The sun was only half-awake when Ramsay got up, breakfasted and went back to the place where they cleaned their fish. Everything that could be was packed and the grounds were clean, but yesterday they had ripped a ragged gash in the seine and now that needed repair. Ramsay, assisted by Hans, set to work with a ball of linen twine. He lost himself in what he was doing. The important thing, if they wanted fish, was to get the net into the water and use it. Even one half-hour must not be wasted.

Ramsay was jerked out of his absorption in the net by two shrill blasts. He sat up, and sprang to his feet as the blasts were repeated. Looking in the direction of the pier, he saw the Jackson, her wheel churning up a path of foam, nosing toward the mooring place. Pieter appeared, and Marta. All four raced to the pier, and they reached it before the approaching steamer did. Ramsay and Hans secured mooring lines which a deck hand threw to them, and Captain Williamson of the Jackson came down a short ladder.

He was a bustling little man who wore a blue-and-gold uniform which, Ramsay thought, would have graced an admiral in any navy. But he was efficient and he knew the lake. For eleven years he had been running the Jackson between Three Points and Chicago without getting her into or even near trouble.

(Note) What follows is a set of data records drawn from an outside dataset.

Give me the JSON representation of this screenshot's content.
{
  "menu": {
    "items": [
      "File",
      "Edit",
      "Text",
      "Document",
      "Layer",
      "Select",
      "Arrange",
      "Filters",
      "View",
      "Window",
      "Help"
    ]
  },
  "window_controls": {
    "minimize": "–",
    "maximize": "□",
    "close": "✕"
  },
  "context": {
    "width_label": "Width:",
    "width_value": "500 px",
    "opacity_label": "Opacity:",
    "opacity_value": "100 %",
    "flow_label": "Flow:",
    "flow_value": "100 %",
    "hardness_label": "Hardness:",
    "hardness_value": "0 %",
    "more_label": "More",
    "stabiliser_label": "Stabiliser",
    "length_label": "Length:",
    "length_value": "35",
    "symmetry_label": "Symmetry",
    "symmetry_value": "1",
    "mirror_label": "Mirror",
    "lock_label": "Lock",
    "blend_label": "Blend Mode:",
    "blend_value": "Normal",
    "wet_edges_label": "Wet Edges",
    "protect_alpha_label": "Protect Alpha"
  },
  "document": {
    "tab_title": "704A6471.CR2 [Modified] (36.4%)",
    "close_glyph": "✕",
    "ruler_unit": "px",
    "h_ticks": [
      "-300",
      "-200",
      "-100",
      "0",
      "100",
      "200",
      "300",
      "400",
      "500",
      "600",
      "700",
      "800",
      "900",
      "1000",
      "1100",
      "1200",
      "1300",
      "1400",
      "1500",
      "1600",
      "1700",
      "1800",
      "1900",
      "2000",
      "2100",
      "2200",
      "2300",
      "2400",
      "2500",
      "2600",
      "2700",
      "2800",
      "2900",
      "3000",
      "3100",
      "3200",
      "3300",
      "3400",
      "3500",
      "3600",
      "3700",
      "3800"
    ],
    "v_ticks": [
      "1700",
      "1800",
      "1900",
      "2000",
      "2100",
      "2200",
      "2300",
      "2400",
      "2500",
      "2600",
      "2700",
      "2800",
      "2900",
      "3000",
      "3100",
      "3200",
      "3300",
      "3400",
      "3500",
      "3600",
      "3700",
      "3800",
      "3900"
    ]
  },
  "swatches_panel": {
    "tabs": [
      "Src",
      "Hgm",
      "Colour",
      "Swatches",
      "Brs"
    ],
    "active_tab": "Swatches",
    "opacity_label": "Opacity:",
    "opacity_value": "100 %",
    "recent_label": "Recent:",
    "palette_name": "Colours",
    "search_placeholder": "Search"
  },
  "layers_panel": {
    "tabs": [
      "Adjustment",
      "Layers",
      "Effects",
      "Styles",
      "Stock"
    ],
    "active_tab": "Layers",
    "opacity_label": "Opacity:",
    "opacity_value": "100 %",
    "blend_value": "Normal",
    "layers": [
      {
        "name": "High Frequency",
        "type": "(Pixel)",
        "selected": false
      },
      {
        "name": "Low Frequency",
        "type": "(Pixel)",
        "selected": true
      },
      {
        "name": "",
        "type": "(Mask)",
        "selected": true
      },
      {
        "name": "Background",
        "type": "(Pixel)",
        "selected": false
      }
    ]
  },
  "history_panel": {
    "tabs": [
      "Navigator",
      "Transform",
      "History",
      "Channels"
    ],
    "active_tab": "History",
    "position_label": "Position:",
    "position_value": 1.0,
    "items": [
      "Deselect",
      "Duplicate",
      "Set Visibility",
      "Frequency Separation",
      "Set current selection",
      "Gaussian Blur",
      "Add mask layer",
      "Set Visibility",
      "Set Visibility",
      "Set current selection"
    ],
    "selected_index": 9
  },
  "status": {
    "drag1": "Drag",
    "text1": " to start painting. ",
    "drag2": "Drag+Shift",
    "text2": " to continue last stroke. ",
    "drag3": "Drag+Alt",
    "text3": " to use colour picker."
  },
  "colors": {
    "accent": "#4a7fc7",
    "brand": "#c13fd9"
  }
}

Captain Williamson took a white sheet and a wallet from an inner pocket, and he read from the sheet, "Twenty-four thousand pounds of whitefish you gave me. It brought five cents a pound, or twelve hundred dollars, less a cent a pound for the hauling. Here you are, nine hundred and twenty dollars."

From the wallet he extracted a sheaf of bills and handed them to Hans. Ramsay looked questioningly at him. "The sturgeon?" he asked.

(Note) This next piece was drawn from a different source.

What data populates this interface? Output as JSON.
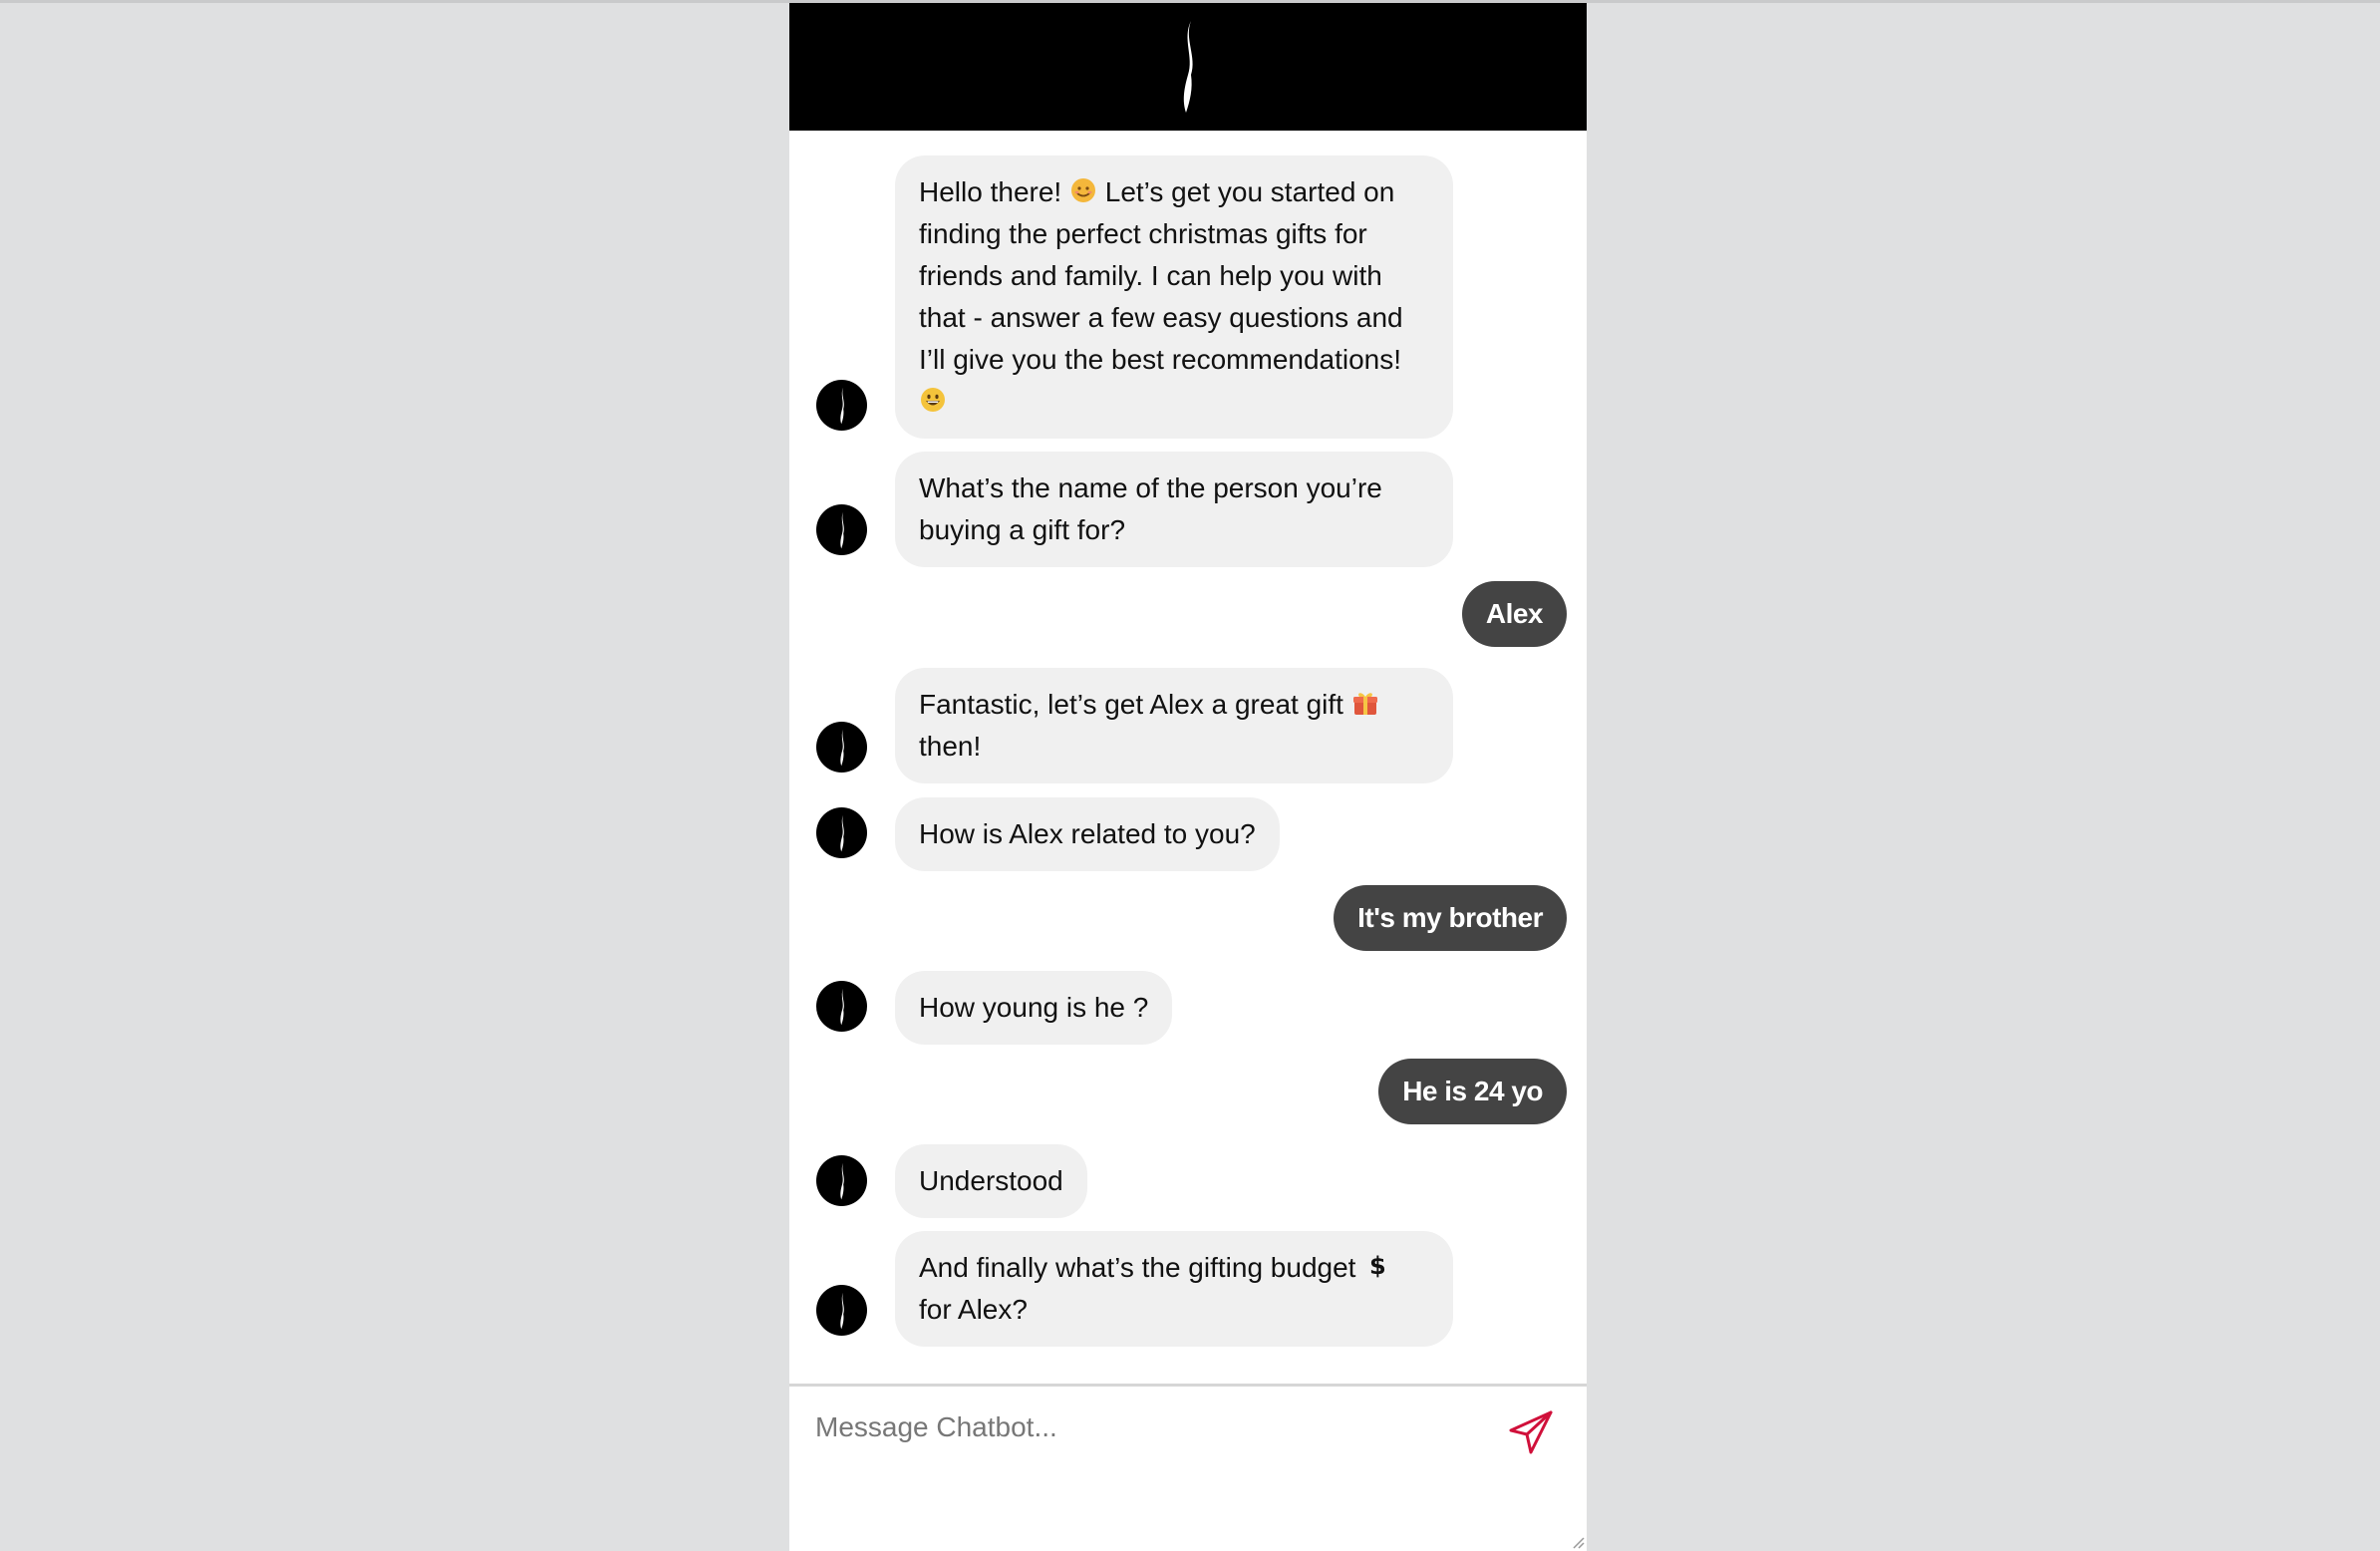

"Ha!" Captain Williamson snorted. "There's enough sturgeon layin' on the Chicago pier to run the whole city for the next six weeks. Nobody's buying it but, since I hauled, I have to be paid. See you later, gentlemen."

Captain Williamson scrambled back up his ladder, which was hauled in after him. Snorting like an overworked draft horse, the Jackson backed away from her mooring, made a wide circle into the lake, and puffed on toward Three Points. Ramsay looked incredulously at the money in Hans' fist, slow to realize that, even if they split it among the four of them, it would be more than half a year's wages for each and they had earned it in less than two weeks. Then he looked at Marta's face and burst out laughing.

From the first, Marta had been with them only half-heartedly and only because Pieter could not be swayed from fishing. Now, seeing enough money to buy a farm, and with tangible evidence that fishing paid well, she had swung completely to their side. Pieter and Hans joined in Ramsay's laughter while Marta looked puzzled. She was, as Hans had declared, a good Dutch girl. Definitely she was not avaricious, but no good Dutch girl could fail to be impressed by the sight of so much money. Hans clasped the bills firmly and looked at his partners. "What do you say?" he asked.

"What do you mean?" Ramsay inquired.

"Pound nets we need, pound boats. Men to help us set them. More salt and more barrels. We owe Baptiste. Or shall we divide what we have and keep on fishing with the seine?"